Touche pas à mon pote?
Categorie(s) : Combat des images, Politique, Une autre jeunesse, par M@quisard
Si les « potes » auxquels il ne faut pas toucher, sous peine de réduction judiciaire à l’état inconfortable de mouton de l’Aïd, n’étaient pas tous des dealers, ni même des délinquants, pourquoi les assoces subventionnées voulaient-elles donc recouvrir un autocollant appelant à ne pas fréquenter les marchands de mort?
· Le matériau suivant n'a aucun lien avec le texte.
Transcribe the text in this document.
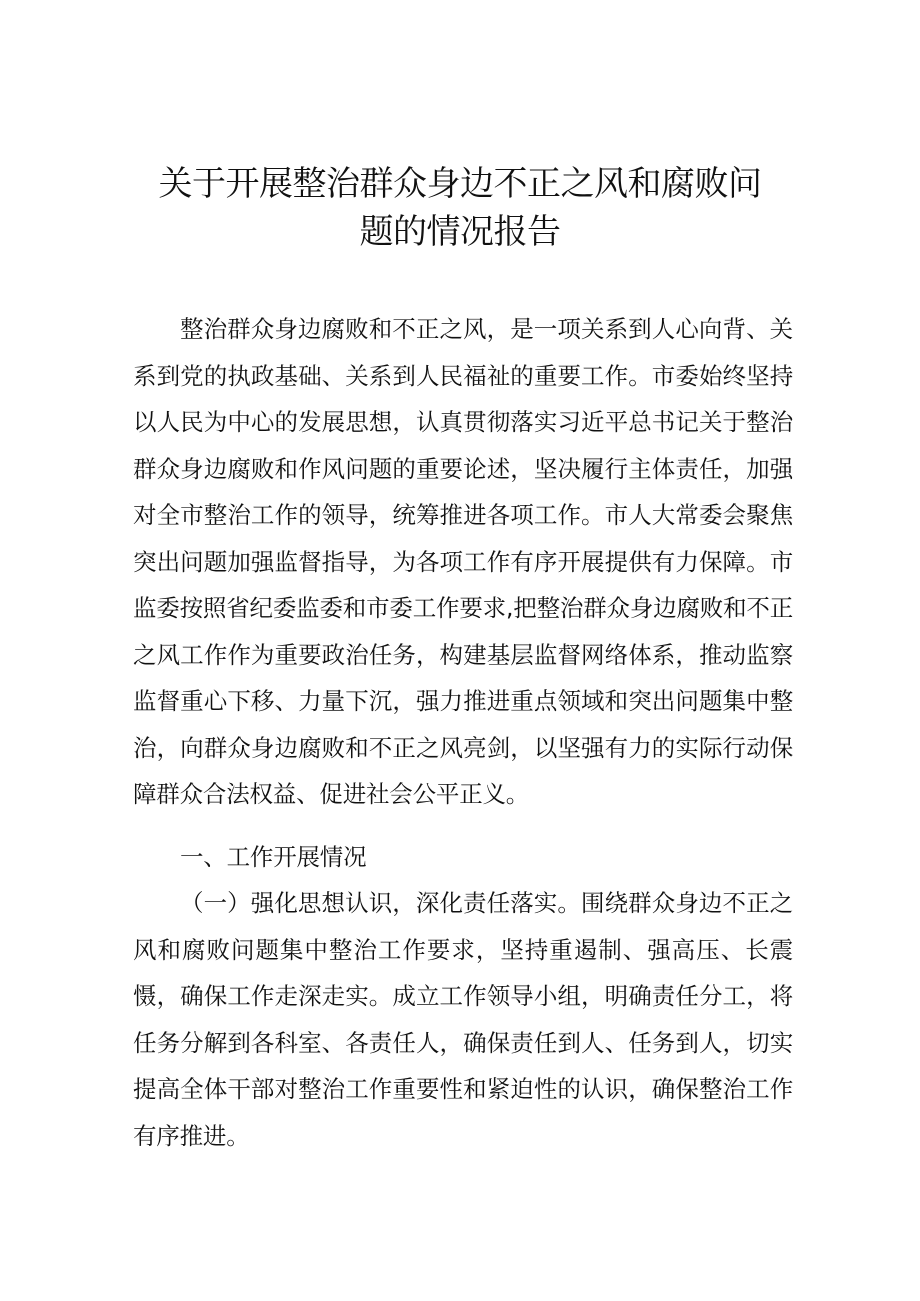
关于开展整治群众身边不正之风和腐败问
题的情况报告

整治群众身边腐败和不正之风，是一项关系到人心向背、关系到党的执政基础、关系到人民福祉的重要工作。市委始终坚持以人民为中心的发展思想，认真贯彻落实习近平总书记关于整治群众身边腐败和作风问题的重要论述，坚决履行主体责任，加强对全市整治工作的领导，统筹推进各项工作。市人大常委会聚焦突出问题加强监督指导，为各项工作有序开展提供有力保障。市监委按照省纪委监委和市委工作要求,把整治群众身边腐败和不正之风工作作为重要政治任务，构建基层监督网络体系，推动监察监督重心下移、力量下沉，强力推进重点领域和突出问题集中整治，向群众身边腐败和不正之风亮剑，以坚强有力的实际行动保障群众合法权益、促进社会公平正义。

一、工作开展情况

（一）强化思想认识，深化责任落实。围绕群众身边不正之风和腐败问题集中整治工作要求，坚持重遏制、强高压、长震慑，确保工作走深走实。成立工作领导小组，明确责任分工，将任务分解到各科室、各责任人，确保责任到人、任务到人，切实提高全体干部对整治工作重要性和紧迫性的认识，确保整治工作有序推进。
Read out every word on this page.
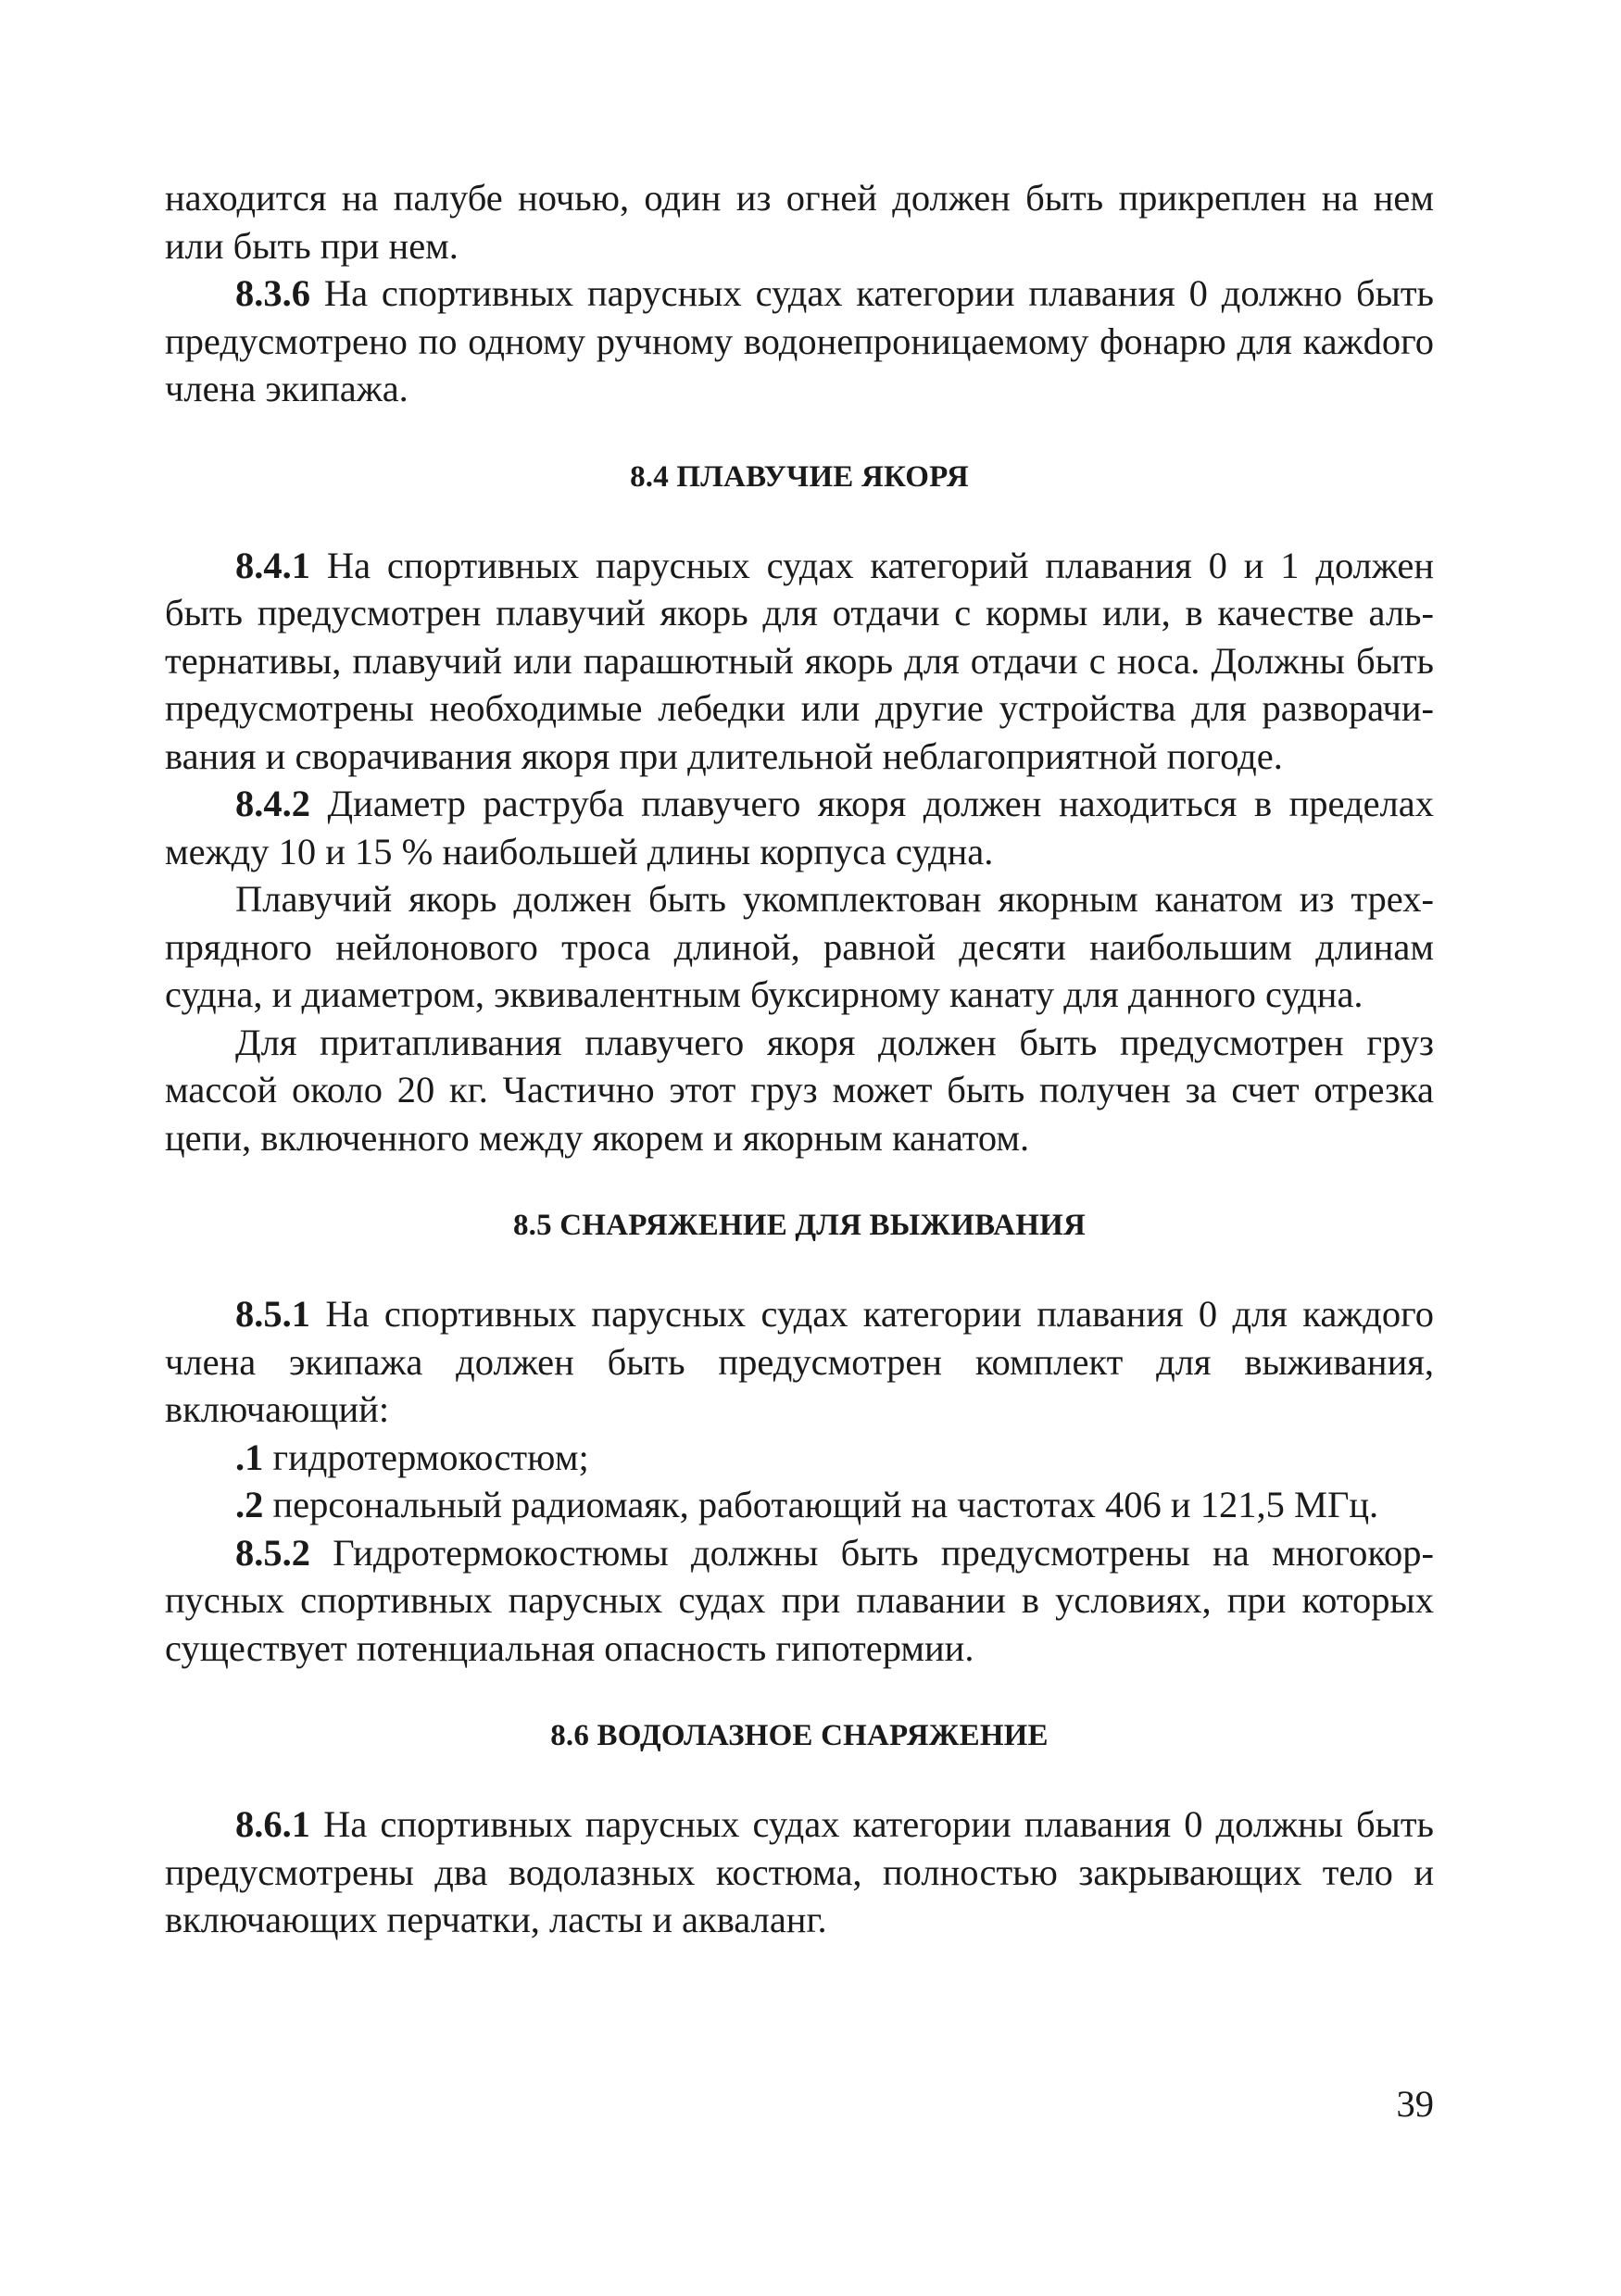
находится на палубе ночью, один из огней должен быть прикреплен на нем или быть при нем.

8.3.6 На спортивных парусных судах категории плавания 0 должно быть предусмотрено по одному ручному водонепроницаемому фонарю для кажdого члена экипажа.

8.4 ПЛАВУЧИЕ ЯКОРЯ

8.4.1 На спортивных парусных судах категорий плавания 0 и 1 должен быть предусмотрен плавучий якорь для отдачи с кормы или, в качестве альтернативы, плавучий или парашютный якорь для отдачи с носа. Должны быть предусмотрены необходимые лебедки или другие устройства для разворачивания и сворачивания якоря при длительной неблагоприятной погоде.

8.4.2 Диаметр раструба плавучего якоря должен находиться в пределах между 10 и 15 % наибольшей длины корпуса судна.

Плавучий якорь должен быть укомплектован якорным канатом из трехпрядного нейлонового троса длиной, равной десяти наибольшим длинам судна, и диаметром, эквивалентным буксирному канату для данного судна.

Для притапливания плавучего якоря должен быть предусмотрен груз массой около 20 кг. Частично этот груз может быть получен за счет отрезка цепи, включенного между якорем и якорным канатом.

8.5 СНАРЯЖЕНИЕ ДЛЯ ВЫЖИВАНИЯ

8.5.1 На спортивных парусных судах категории плавания 0 для каждого члена экипажа должен быть предусмотрен комплект для выживания, включающий:

.1 гидротермокостюм;

.2 персональный радиомаяк, работающий на частотах 406 и 121,5 МГц.

8.5.2 Гидротермокостюмы должны быть предусмотрены на многокорпусных спортивных парусных судах при плавании в условиях, при которых существует потенциальная опасность гипотермии.

8.6 ВОДОЛАЗНОЕ СНАРЯЖЕНИЕ

8.6.1 На спортивных парусных судах категории плавания 0 должны быть предусмотрены два водолазных костюма, полностью закрывающих тело и включающих перчатки, ласты и акваланг.

39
Jacques qui commençait à redevenir de plus en plus lucide, loin des limbes agréables mais irréelles de la fée verte envisageait diverses hypothèses. Il n’était pas impossible que le militant antiraciste qui avait commis une telle déclaration de tolérance l’eu fait aidé par des émanations chanvrées additionées d’excessives bulles houblonneuses.
Comme dirait à peu près l’autre, Ce qui excuse Monsieur cet excès de stupidité, c’est l’excès de boisson.
Ou alors...Bon sang, mais c’est…bien sûr! S’écria le jeune homme qui avait passé quelques après-midi de son enfance devant la télévision.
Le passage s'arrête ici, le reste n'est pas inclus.